I haven't read all the links yet so forgive me if this is answered there,
but when you refer to versions <4.13 is that referring to eg. the ext3/ext4
implementation in those versions, or is it a wider problem which affects
_all_ filesystems? (I'm particularly interested in whether lustre is
affected)


> #2. errors not reported on fsync, but on close
>
> According to [5] "A writeback error may not actually be reported by
> fsync(), however; other calls, such as close(), could return it. "
> AFAICT sqlite3 only logs errors from close, and doesn't surface them to
> the caller.
> It is unclear the exact kernel versions that are affected by this, IIUC
> from [2] then >= 4.16 would not be affect Postgresql beacuse it always
> does an fsync before close.
> Does SQLite follow WWPD here, or is it possible that SQLite3 in one
> process calls close without fsync, gets the writeback error reported
> there (which it only logs), and another process calls fsync and gets
> success, wrongly concluding that the data has safely reached the disk?
> (because you only get an error from an inode reported at most once)
>

You're correct that sqlite doesn't relay errors from close() back to the
application. In normal circumstances however, it will always call fsync()
before close(), because an fsync() is involved at the end of each
transaction in sqlite.

The exception is if you've played with the SYNCHRONOUS pragma, in which
case you've explicitly asked sqlite to skip the fsync() and in this
configuration an application can end up writing a corrupt DB without
getting an error from sqlite (I have seen this happen in practice). But I'm
hard pressed to fault sqlite for this behaviour, and the app can workaround
it by resetting the SYNCHRONOUS pragma to the default and committing one
last transaction to trigger fsync() before closing the DB. At least in
theory -- as I said I haven't been through the links so maybe the bugs mean
this workaround isn't reliable :)


> #3 how does this affect multiple processes accessing same sqlite
> database?
> If inode errors are reported at most once, could it be that a writeback
> error from changes made by process A actually get reported to process
> B, and process A never learns about it?
> If process A would always call fsync and close before relinquishing the
> lock on the journal/WAL I think this wouldn't happen, but does SQLite
> guarantee that?
>

sqlite guarantees that only one writer is active at any time.

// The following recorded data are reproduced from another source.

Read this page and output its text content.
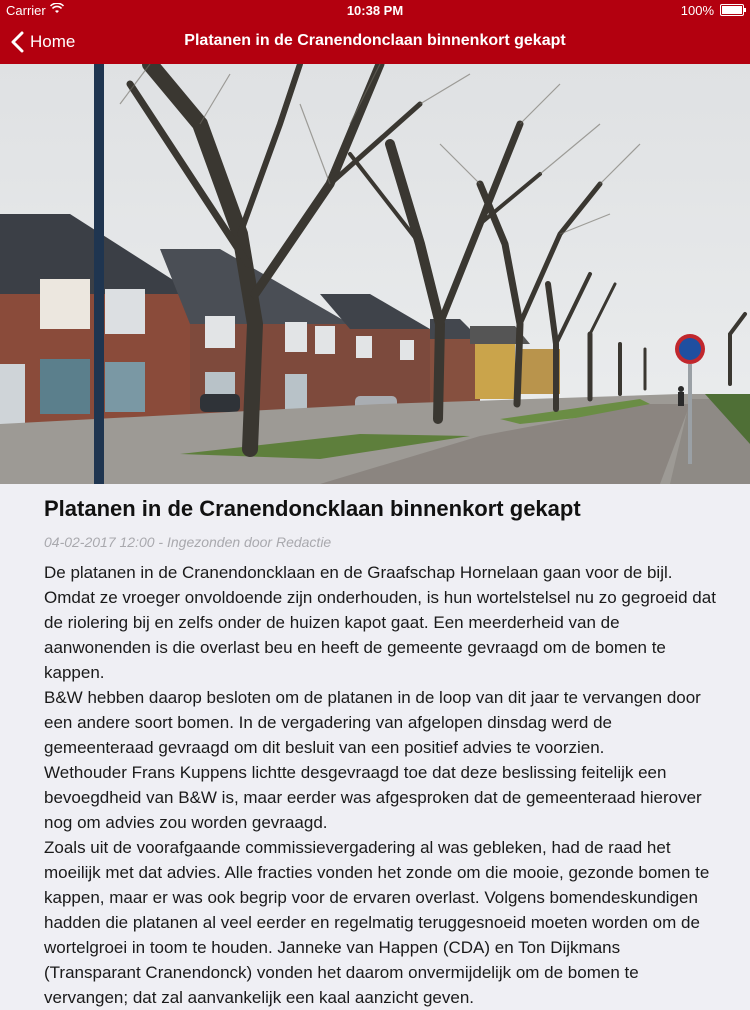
Carrier	10:38 PM	100%
Home	Platanen in de Cranendonclaan binnenkort gekapt
Platanen in de Cranendoncklaan binnenkort gekapt
04-02-2017 12:00 - Ingezonden door Redactie

De platanen in de Cranendoncklaan en de Graafschap Hornelaan gaan voor de bijl. Omdat ze vroeger onvoldoende zijn onderhouden, is hun wortelstelsel nu zo gegroeid dat de riolering bij en zelfs onder de huizen kapot gaat. Een meerderheid van de aanwonenden is die overlast beu en heeft de gemeente gevraagd om de bomen te kappen.

B&W hebben daarop besloten om de platanen in de loop van dit jaar te vervangen door een andere soort bomen. In de vergadering van afgelopen dinsdag werd de gemeenteraad gevraagd om dit besluit van een positief advies te voorzien.

Wethouder Frans Kuppens lichtte desgevraagd toe dat deze beslissing feitelijk een bevoegdheid van B&W is, maar eerder was afgesproken dat de gemeenteraad hierover nog om advies zou worden gevraagd.

Zoals uit de voorafgaande commissievergadering al was gebleken, had de raad het moeilijk met dat advies. Alle fracties vonden het zonde om die mooie, gezonde bomen te kappen, maar er was ook begrip voor de ervaren overlast. Volgens bomendeskundigen hadden die platanen al veel eerder en regelmatig teruggesnoeid moeten worden om de wortelgroei in toom te houden. Janneke van Happen (CDA) en Ton Dijkmans (Transparant Cranendonck) vonden het daarom onvermijdelijk om de bomen te vervangen; dat zal aanvankelijk een kaal aanzicht geven.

Ie. if
process A is updating the DB via write() calls, the locking protocol
ensures that no other process will call write() or fsync(), and in fact not
even read() (because the DB might be in a partially-updated inconsistent
state) before process A has finalised the transaction and called fsync().

sqlite does not close() the main DB's file descriptor while the application
holds the connection open, only after sqlite3_close() is called.